Москва все росла в эти годы. Появились в ней люторские и кальвинские кирки, иноземного строя пивоварни и пивные. Иноземцы расселялись, покупая дворы по всей столице. Но потом патриарх стал свидетелем безобразной драки, причем не у пивной, а у храма Божия, именуемого киркой, и не между мужчинами, а между женщинами, — немки-офицерши не пожелали пустить в первые ряды немок-купчих. Патриарх при всем своем смиренномудрии впал в лютую ярость и велел снести тотчас кирку, а новую построить за Земляным валом. Со временем все иноземцы переберутся во вновь отстроенную Немецкую слободу за Покровкой, на реке Яузе, на восточной окраине Москвы, где такая слобода существовала еще при Иване Грозном, а после него была разрушена в Смутные времена. Там будут жить колонией офицеры и солдаты, мастера и заводчики, врачи и купцы из стран Западной Европы. Поскольку всех их москвичи скопом называли немцами, то и слободу прозвали Немецкой.
Но во многих уездах пустот числилось в пятнадцать — двадцать раз больше пашен. Через десять лет в поземельной описи в подмосковных уездах — Мценском, Белевском, Елецком бобылей было вдвое-втрое больше имущих крестьян, и во многих землях царства еще тлели под пеплом отбушевавших пожаров горячие угли народного гнева, почти всюду бродили еще в лесах разбойные ватаги.
Московские соборы выборных людей мало помогали возрождению опустошенной Московии. Уже в 1619 году Царь и патриарх, промышляя о государстве, «чтобы во всем поправить, как лучше, вызвали в Москву для устроения земли всех чинов всякого города выборных, добрых и разумных людей, кои умели бы рассказать разорения и насильства, ими вынесенные, и бить челом об обидах и теснотах». Царь и патриарх, стремясь прежде всего поправить дела государства, на которое они уже привыкли смотреть как на Богом дарованную им вотчину, были неприятно поражены, когда вместо льстивого славословия безропотных и во всем послушных потакателей услышали на Соборе немолчные жалобы всех сословий. И все-таки наперекор всему «Царство вновь строитися начат»…
Что за неуживчивая, мятежная натура этот Джордж Лермонт!

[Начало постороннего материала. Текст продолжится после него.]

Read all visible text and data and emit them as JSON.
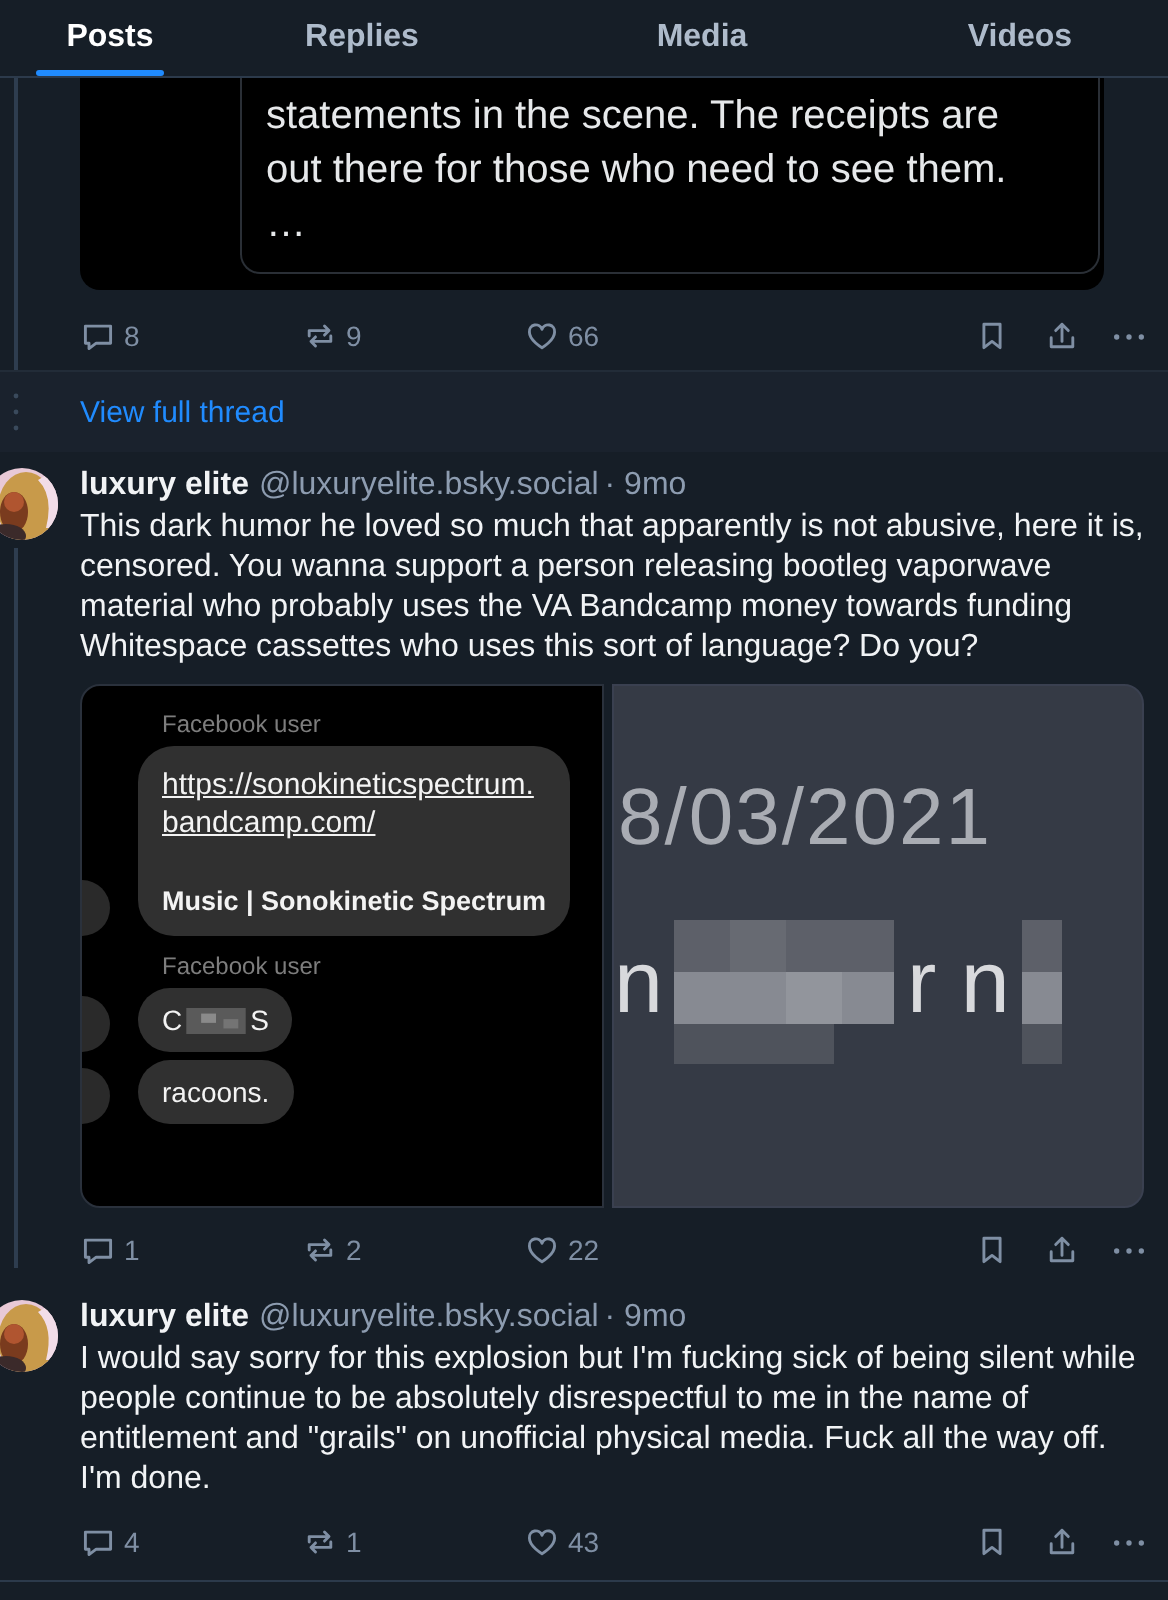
{
  "tabs": [
    {
      "label": "Posts",
      "selected": true
    },
    {
      "label": "Replies",
      "selected": false
    },
    {
      "label": "Media",
      "selected": false
    },
    {
      "label": "Videos",
      "selected": false
    }
  ],
  "top_post": {
    "quote_text": "statements in the scene. The receipts are out there for those who need to see them.",
    "quote_ellipsis": "…",
    "actions": {
      "replies": "8",
      "reposts": "9",
      "likes": "66"
    }
  },
  "view_full_thread": "View full thread",
  "posts": [
    {
      "author": "luxury elite",
      "handle": "@luxuryelite.bsky.social",
      "time": "· 9mo",
      "text": "This dark humor he loved so much that apparently is not abusive, here it is, censored. You wanna support a person releasing bootleg vaporwave material who probably uses the VA Bandcamp money towards funding Whitespace cassettes who uses this sort of language? Do you?",
      "thread_line": true,
      "media": [
        {
          "kind": "chat",
          "messages": [
            {
              "kind": "link",
              "sender": "Facebook user",
              "link": "https://sonokineticspectrum.bandcamp.com/",
              "title": "Music | Sonokinetic Spectrum"
            },
            {
              "kind": "censored",
              "sender": "Facebook user",
              "before": "C",
              "after": "S"
            },
            {
              "kind": "text",
              "text": "racoons."
            }
          ]
        },
        {
          "kind": "blurred",
          "date": "8/03/2021",
          "word_start": "n",
          "word_end": "r n"
        }
      ],
      "actions": {
        "replies": "1",
        "reposts": "2",
        "likes": "22"
      }
    },
    {
      "author": "luxury elite",
      "handle": "@luxuryelite.bsky.social",
      "time": "· 9mo",
      "text": "I would say sorry for this explosion but I'm fucking sick of being silent while people continue to be absolutely disrespectful to me in the name of entitlement and \"grails\" on unofficial physical media. Fuck all the way off. I'm done.",
      "thread_line": false,
      "actions": {
        "replies": "4",
        "reposts": "1",
        "likes": "43"
      }
    }
  ]
}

В Москве его тянет на родину и в поход, в походах и боях он стремится в Москву. В перерыве между боями при свете сторожевого костра Лермонт строчил жене длинные письма. «Нас соединила не страстная любовь, мое дрожайшее сокровище, а нежность, притягательная и загадочная, как рок» — вот таким изысканным слогом, таким высоким штилем (выбранным токмо для постороннего) писал он Наташе, в сущности, малограмотной, как почти все дворянки того времени. Он не посылал письма с оказией, — почты тогда и в помине не было на Руси, а сам привозил и читал их вслух Наташе, и всегда оставалось для него тайной, что понимала Наташа, а что не понимает и близка ли она или далека.

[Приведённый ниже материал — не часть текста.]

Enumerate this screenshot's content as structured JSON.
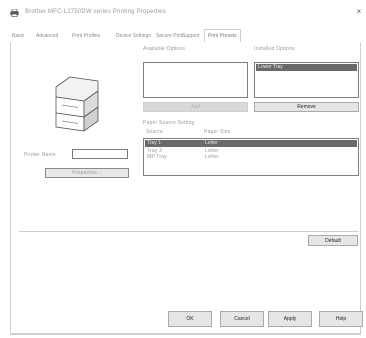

Закинув руки за голову, подолгу лежал он на большом ларе, покрытом захваченным в бою у крымцев турецким ковром, и следил испытующим взором за Наташей. Родив ему детей, сохранила Наташа свою легкую, грациозную походку, ходила, как говорят русские, павой, с движениями, полными неизъяснимого изящества. Его втайне обижало, что она молча, не млея, без бурных восторгов, с тихой, ласковой улыбкой выслушивала его романтические излияния и скорее спешила заняться своими вечными домашними делами, воевала с неистребимыми клопами, изводившими мужа, или бежала в церковь.